第20話 口枷無しでの戦い
午後になり、いよいよ口枷無しの実施訓練の時間が訪れた。
郷山は全員を見渡し、いつもより厳しい表情で告げる。
「この2週間、みんなよく頑張ってきた。毎日ハグレを倒してきた経験がある分、恐怖心は少し薄れてきているはずだ。だが――油断は禁物だ」
受講生たちの間に、静かな緊張が走る。
「今までのホーンラビットは口枷をつけていたし、扱いやすい大きさの個体だった。今日からは、小さな個体から始める。最終日には、複数体同時に相手に出来るようになってもらう」
“口枷無しか…”
孝一は思わず喉を鳴らした。
しかし、“小さい個体から”という言葉で少しだけ肩の力が抜ける。
郷山は誰から始めるか一瞬迷い、そして名前を呼んだ。
「斑鳩」
「えっ、俺…?」
だが檻の中を覗くと、そこにいたのは1.5Lペットボトルほどの小さなホーンラビット。牙こそ鋭いが、これまでの大きい個体のほうがよほど怖かった。
孝一は息を整え、棒を握り、軽く一振りした。
ホーンラビットは檻の網へと吹き飛ばされ、そのまま動かなくなる。
「よし、次」
その後も順調に訓練は進み、全員が次々と小型ホーンラビットを倒していった。
そして最後は佐藤タケシの番だった。
郷山が言う。
「佐藤には、特別課題を用意した。小型ホーンラビットが二匹だ。準備はいいか?」
「はい。お願いします」
佐藤は真面目な表情で頷く。
昨日までの軽口を叩く姿とは違い、完全に“仕事として向き合う農家の男”の顔だった。
檻に入ると、二匹のホーンラビットが同時に佐藤へ飛びかかった。
しかし佐藤は落ちついていた。一歩だけ後ろに下がり、距離を調整しながら――
片方を左手で確実に掴み、
もう片方には右手の棒で冷静に一撃を入れる。
倒した個体を確認してから、掴んでいた個体を地面へ素早く叩きつける。
動作ひとつひとつが丁寧で無駄がなかった。
派手さはないが、熟練の農作業者らしい、確実で堅実な動きだった。
郷山が小さく頷く。
「…よし、合格だ。

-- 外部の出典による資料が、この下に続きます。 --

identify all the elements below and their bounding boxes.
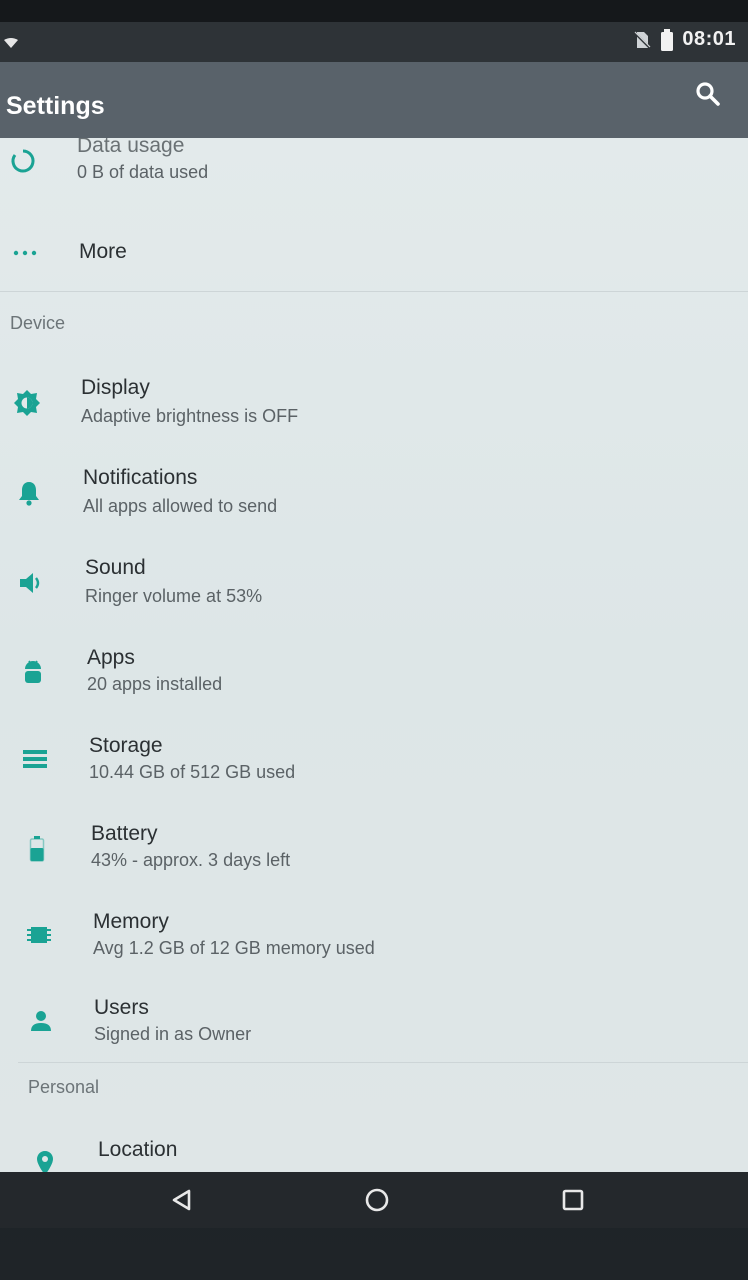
recents-button[interactable]: [553, 1180, 593, 1220]
setting-subtitle: Avg 1.2 GB of 12 GB memory used: [93, 938, 375, 958]
setting-users[interactable]: Users Signed in as Owner: [0, 988, 748, 1062]
volume-icon: [16, 568, 46, 598]
setting-sound[interactable]: Sound Ringer volume at 53%: [0, 546, 748, 624]
recents-square-icon: [562, 1189, 584, 1211]
setting-title: Location: [98, 1138, 178, 1161]
setting-battery[interactable]: Battery 43% - approx. 3 days left: [0, 812, 748, 890]
setting-subtitle: 10.44 GB of 512 GB used: [89, 762, 296, 782]
wifi-icon: [4, 38, 18, 48]
setting-subtitle: 43% - approx. 3 days left: [91, 850, 291, 870]
setting-location[interactable]: Location: [0, 1124, 748, 1172]
storage-icon: [20, 744, 50, 774]
setting-title: More: [79, 240, 127, 263]
setting-storage[interactable]: Storage 10.44 GB of 512 GB used: [0, 724, 748, 802]
setting-data-usage[interactable]: Data usage 0 B of data used: [0, 138, 748, 210]
battery-level-icon: [22, 834, 52, 864]
setting-title: Storage: [89, 734, 163, 757]
setting-more[interactable]: More: [0, 224, 748, 290]
setting-title: Memory: [93, 910, 169, 933]
bell-icon: [14, 478, 44, 508]
setting-memory[interactable]: Memory Avg 1.2 GB of 12 GB memory used: [0, 900, 748, 978]
search-button[interactable]: [690, 76, 726, 112]
page-title: Settings: [6, 92, 105, 120]
battery-icon: [661, 28, 674, 51]
section-header-device: Device: [10, 313, 66, 333]
setting-subtitle: 20 apps installed: [87, 674, 223, 694]
brightness-icon: [12, 388, 42, 418]
status-bar: 08:01: [0, 22, 748, 62]
setting-subtitle: Signed in as Owner: [94, 1024, 252, 1044]
more-dots-icon: [10, 238, 40, 268]
memory-chip-icon: [24, 920, 54, 950]
setting-title: Sound: [85, 556, 146, 579]
status-icons: 08:01: [632, 28, 736, 51]
setting-notifications[interactable]: Notifications All apps allowed to send: [0, 456, 748, 534]
home-button[interactable]: [357, 1180, 397, 1220]
status-time: 08:01: [682, 28, 736, 50]
setting-title: Apps: [87, 646, 135, 669]
divider: [18, 1062, 748, 1063]
setting-subtitle: Adaptive brightness is OFF: [81, 406, 299, 426]
navigation-bar: [0, 1172, 748, 1228]
setting-subtitle: 0 B of data used: [77, 162, 209, 182]
setting-subtitle: All apps allowed to send: [83, 496, 278, 516]
back-triangle-icon: [172, 1189, 191, 1211]
setting-title: Data usage: [77, 138, 185, 157]
divider: [0, 291, 748, 292]
android-icon: [18, 658, 48, 688]
no-sim-icon: [633, 30, 652, 49]
setting-title: Battery: [91, 822, 158, 845]
app-bar: Settings: [0, 62, 748, 138]
setting-title: Notifications: [83, 466, 198, 489]
section-header-personal: Personal: [28, 1077, 100, 1097]
data-usage-icon: [8, 146, 38, 176]
home-circle-icon: [365, 1188, 389, 1212]
setting-title: Display: [81, 376, 150, 399]
setting-subtitle: Ringer volume at 53%: [85, 586, 263, 606]
setting-apps[interactable]: Apps 20 apps installed: [0, 636, 748, 714]
settings-list[interactable]: Data usage 0 B of data used More Device: [0, 138, 748, 1172]
location-pin-icon: [30, 1148, 60, 1172]
setting-display[interactable]: Display Adaptive brightness is OFF: [0, 366, 748, 444]
setting-title: Users: [94, 996, 149, 1019]
back-button[interactable]: [162, 1180, 202, 1220]
search-icon: [696, 82, 720, 106]
user-icon: [26, 1006, 56, 1036]
device-frame: 08:01 Settings Data usage 0 B of data us…: [0, 0, 748, 1280]
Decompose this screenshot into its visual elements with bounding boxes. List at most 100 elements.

落ち着いていて良い動きだった」
佐藤は額に少し汗を浮かべながらも、淡々と返す。
「ありがとうございます。毎日やっているうちに、最適な戦いが解ってきました。農家やってる時は結構怪我だらけでしたよ」
その言葉に、周囲の受講生から感嘆の声が漏れた。
孝一は思う。
――やっぱこのオッサン、地味にすごい。